First and foremost, it’s important to understand that the American election is run by the entertainment and advertising industries. Europeans who bemoan our superficial candidates don’t understand that we are voting for actors, not statesmen.
We vote for personalities, not politics. This is because the mainstream Democrats and Republicans aren’t really that different. If you still have trouble understanding the two main parties, here’s an easy trick: Coors is the official beer of the Republican Party, the more Euro-friendly Democrats drink Budweiser.
Unlike most places, where campaigns last a couple of months, we Yanks like to draw the process out for nearly two years. This is to assure that no sitting president can get anything done in the last half of a four year term.
Our extended election cycle is a giant economic stimulus package for event planners, caterers, hookers and consultants.

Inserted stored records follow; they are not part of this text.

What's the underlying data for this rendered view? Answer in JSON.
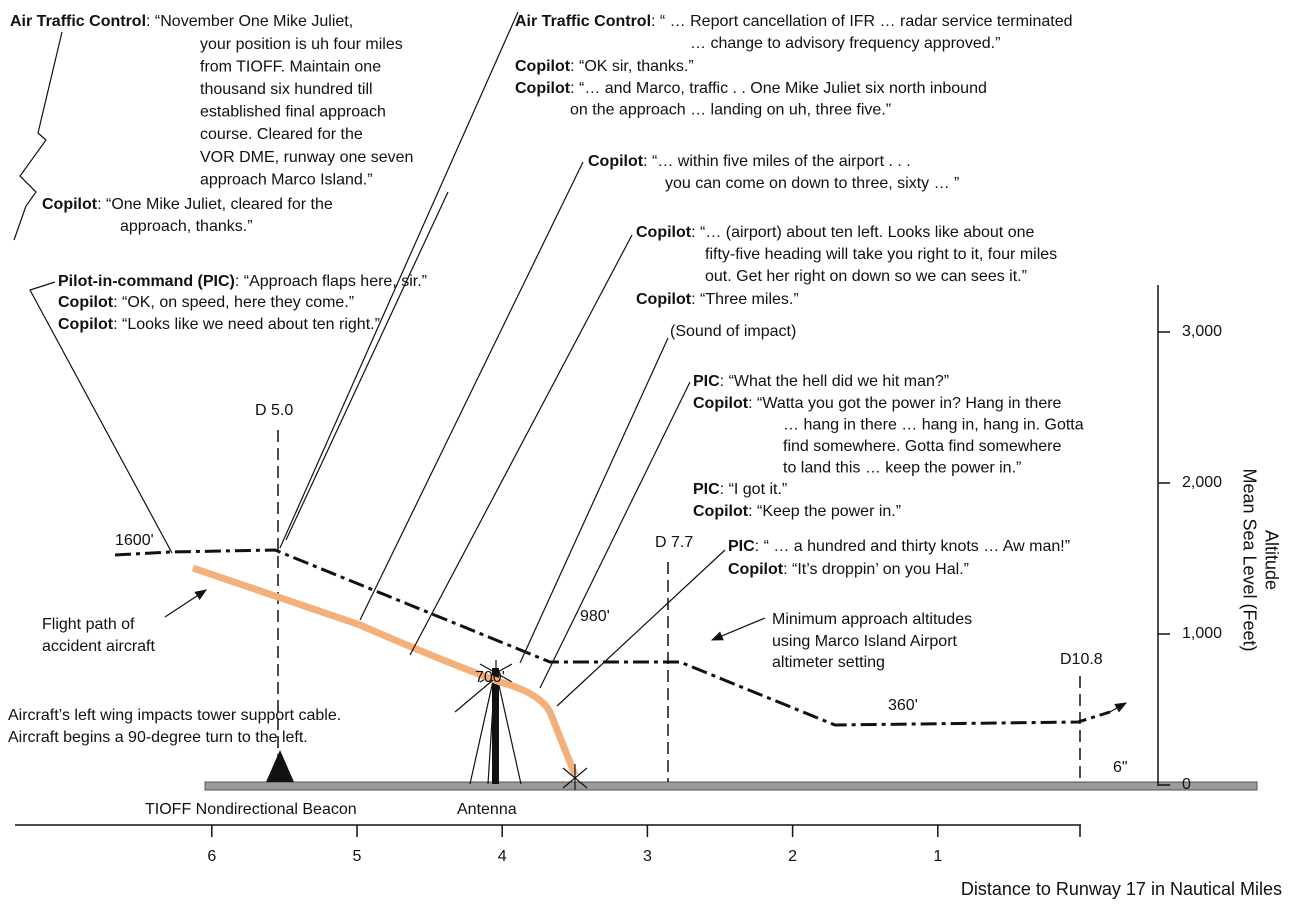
{
  "transcript": [
    {
      "speaker": "Air Traffic Control",
      "lines": [
        ": “November One Mike Juliet,",
        "your position is uh four miles",
        "from TIOFF. Maintain one",
        "thousand six hundred till",
        "established final approach",
        "course. Cleared for the",
        "VOR DME, runway one seven",
        "approach Marco Island.”"
      ]
    },
    {
      "speaker": "Copilot",
      "lines": [
        ": “One Mike Juliet, cleared for the",
        "approach, thanks.”"
      ]
    },
    {
      "speaker": "Air Traffic Control",
      "lines": [
        ": “ … Report cancellation of IFR … radar service terminated",
        "… change to advisory frequency approved.”"
      ]
    },
    {
      "speaker": "Copilot",
      "lines": [
        ": “OK sir, thanks.”"
      ]
    },
    {
      "speaker": "Copilot",
      "lines": [
        ": “… and Marco, traffic . . One Mike Juliet six north inbound",
        "on the approach … landing on uh, three five.”"
      ]
    },
    {
      "speaker": "Copilot",
      "lines": [
        ": “… within five miles of the airport . . .",
        "you can come on down to three, sixty … ”"
      ]
    },
    {
      "speaker": "Copilot",
      "lines": [
        ": “… (airport) about ten left. Looks like about one",
        "fifty-five heading will take you right to it, four miles",
        "out. Get her right on down so we can sees it.”"
      ]
    },
    {
      "speaker": "Copilot",
      "lines": [
        ": “Three miles.”"
      ]
    },
    {
      "speaker": "Pilot-in-command (PIC)",
      "lines": [
        ": “Approach flaps here, sir.”"
      ]
    },
    {
      "speaker": "Copilot",
      "lines": [
        ": “OK, on speed, here they come.”"
      ]
    },
    {
      "speaker": "Copilot",
      "lines": [
        ": “Looks like we need about ten right.”"
      ]
    },
    {
      "speaker": "PIC",
      "lines": [
        ": “What the hell did we hit man?”"
      ]
    },
    {
      "speaker": "Copilot",
      "lines": [
        ": “Watta you got the power in? Hang in there",
        "… hang in there … hang in, hang in. Gotta",
        "find somewhere. Gotta find somewhere",
        "to land this … keep the power in.”"
      ]
    },
    {
      "speaker": "PIC",
      "lines": [
        ": “I got it.”"
      ]
    },
    {
      "speaker": "Copilot",
      "lines": [
        ": “Keep the power in.”"
      ]
    },
    {
      "speaker": "PIC",
      "lines": [
        ": “ … a hundred and thirty knots … Aw man!”"
      ]
    },
    {
      "speaker": "Copilot",
      "lines": [
        ": “It’s droppin’ on you Hal.”"
      ]
    }
  ],
  "labels": {
    "sound": "(Sound of impact)",
    "fix_d50": "D 5.0",
    "fix_d77": "D 7.7",
    "fix_d108": "D10.8",
    "alt_1600": "1600'",
    "alt_980": "980'",
    "alt_700": "700'",
    "alt_360": "360'",
    "runway_mark": "6\"",
    "flight_path": [
      "Flight path of",
      "accident aircraft"
    ],
    "min_alt": [
      "Minimum approach altitudes",
      "using Marco Island Airport",
      "altimeter setting"
    ],
    "impact": [
      "Aircraft’s left wing impacts tower support cable.",
      "Aircraft begins a 90-degree turn to the left."
    ],
    "beacon": "TIOFF Nondirectional Beacon",
    "antenna": "Antenna"
  },
  "distance_axis": {
    "title": "Distance to Runway 17 in Nautical Miles",
    "ticks": [
      6,
      5,
      4,
      3,
      2,
      1
    ]
  },
  "altitude_axis": {
    "title": [
      "Altitude",
      "Mean Sea Level (Feet)"
    ],
    "ticks": [
      0,
      {
        "value": 1000,
        "label": "1,000"
      },
      {
        "value": 2000,
        "label": "2,000"
      },
      {
        "value": 3000,
        "label": "3,000"
      }
    ]
  }
}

Because we have too many states to keep track of, we start with a primary election in the state of Iowa, followed quickly by New Hampshire. Both states receive an immense financial windfall from the sale of (imported) American flags.
Iowa and New Hampshire serve a vital purpose: they eliminate the most entertaining novelty candidates. This helps giant donors funnel limitless cash on the remaining candidates. Eventually, the remaining forty-eight sates stage increasingly expensive primary contests to assure that advertising and TV money flows from the rich to the super-rich.
A few months before the final election, when most Americans have completely lost interest, each party stages their big convention.
The main outcome of the convention is the “party platform.” The platform serves the same purpose in politics as in Olympic diving: the competitor must jump off the platform, twist and turn in mid-air, and land in the great bathtub of public approval without splashing anyone. Any candidate who “flip-flops” loses points.
Once the convention is over, the final leg of the campaign marathon begins. Because most voters are loyal to their party, the candidates now engage in symbolic struggle to seduce a small percentage of critical swing voters to their side. These undecided voters force the candidates to escape Houdini-like from a variety of contorted positions.
In a series of televised debates that increasingly resemble "Survivor Island," hot-button topics like “Coke vs. Pepsi” get more scrutiny than dull questions about foreign policy.
It’s a well known fact that most eligible voters don’t. This is because after two years of over-exposure, we’re sick of the candidates. We know them too well and don’t want any. By the final, fateful November election day, the northern half of the country is home bound due to freak snowstorms while the southern half forgets to vote.
This is why the incumbent usually wins.